Когда устал, когда душевные силы иссякли, просто молча ушёл.
Вернулся на следующий день. Всё повторилось так же. В этот раз, посматривая на неё во время отчитки, он случайно заглянул в её усталые глаза. Она всю ночь пыталась освободиться, как ему сказали. Но если бы он увидел кроме усталости хоть что-то естественное… Нет же, по глазам видно было, что единственное её желание – сделать с ним ужасное. Его это впечатлило.
Некоторое время одними лишь глазами и губами читал Тексты. Но даже голоса не вкладывал, так хотелось ему спросить у неё, есть ли хоть кто-то на Клервинде, кого она, эта страшная женщина, ценит и любит, к чьей персоне относится аккуратно и ласково. Осознал, что читает машинально и захлопнул книгу. Закрыл глаза, опёрся спиной о стену, откинул голову. Он давно не чувствовал за собой такой слабости.
Некоторое время просто отдыхал. Эскортесс однообразно, на низкой ноте, рычала.
– Знаешь, – заговорил он медленно, обратив взгляд не к женщине, а в угол, – ты поселила во мне сомнение.
– Что ты несёшь? – крикнула она.
– Сомнение, говорю. Меня называют «почти святой Брайан» потому ещё, что со дня на день чего-то ждут от меня, ждут что-то такое, что позволит назвать меня действительно святым. Но как мне стать святым, когда я сомневаюсь?
Женщина, на удивление, слушала. Понимания в её глазах Брайан не видел абсолютно никакого. Похоже, просто затихла, и потому, что ей потребовалось время, чтобы осмыслить его слова, либо была воспитана в крайнем уважении к чужой речи, что пришло ему на ум, как маловероятная, но, возможность. Он продолжал разговаривать с ней, одновременно рассуждая вслух, к чему никогда раньше не имел привычки:
– Нет, если ты спросишь, то это не то Сомнение, когда сомневаются в Боге или в его Воле. Я начал сомневаться в некоторых Канонах. Ведь когда-то мы, крылатые, считали себя единственными разумными созданиями Бога. Мы называли себя Людьми. А теперь есть не крылатые люди, фитотипичные люди, люди-перевёртыши. Теперь мы зовём себя просто крылатыми, уступив слабому виду право зваться так, как они звались прежде. И, несмотря на то, что они, нынешние люди, а так же фиты и перевёртыши очень далеки от нас (кто-то даже молится своим богам), нельзя подвергнуть сомнению тот факт, что душа у них есть.
Брайан перевёл дыхание.
– И вот – ты. Есть очевидная причина тому, что я сомневаюсь в том, есть ли душа у тебя. Ты не знаешь веры, вся жизнь твоя – грехи. Ведёшь себя, как дикий зверь. Убивала без жалости, без уважения к смерти издевалась над трупами… От моего младшего брата, говорят, остались только… – Брайан представил воочию то, что собирался сказать и его слегка замутило.

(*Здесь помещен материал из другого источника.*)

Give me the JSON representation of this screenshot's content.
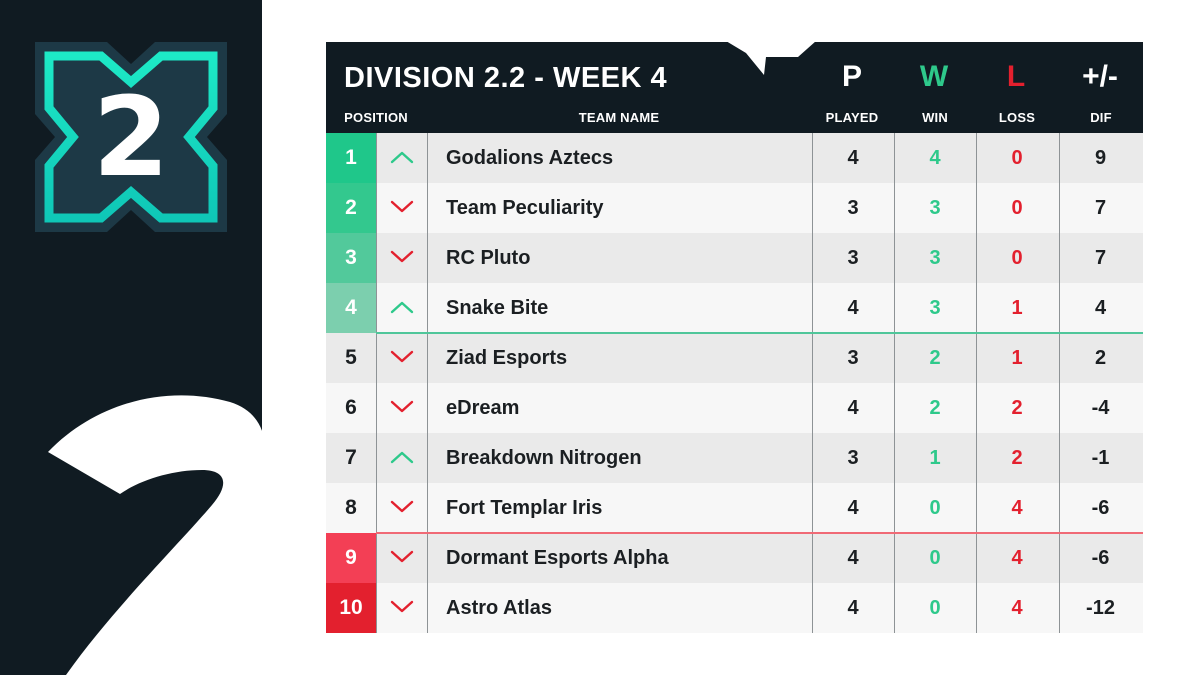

– Не понимаю, – спокойно отметила эскортесс. В её спокойствии было столько холода, что ему вспомнилось, что женщина вращалась в самых, что ни на есть, высочайших кругах севера. Маркиза, значит, ровня по титулу. Как это сливки северного общества терпели эту безумную? Впрочем, красивейшая наверняка вела себя удовлетворительно, если получала всё желаемое. А она получала всё. Почему бы не получить все блага в обмен на услуги интимного характера, тем более, что завсегдатаями её постели были цари?
– Не понимаю, – равнодушно повторила эскортесс.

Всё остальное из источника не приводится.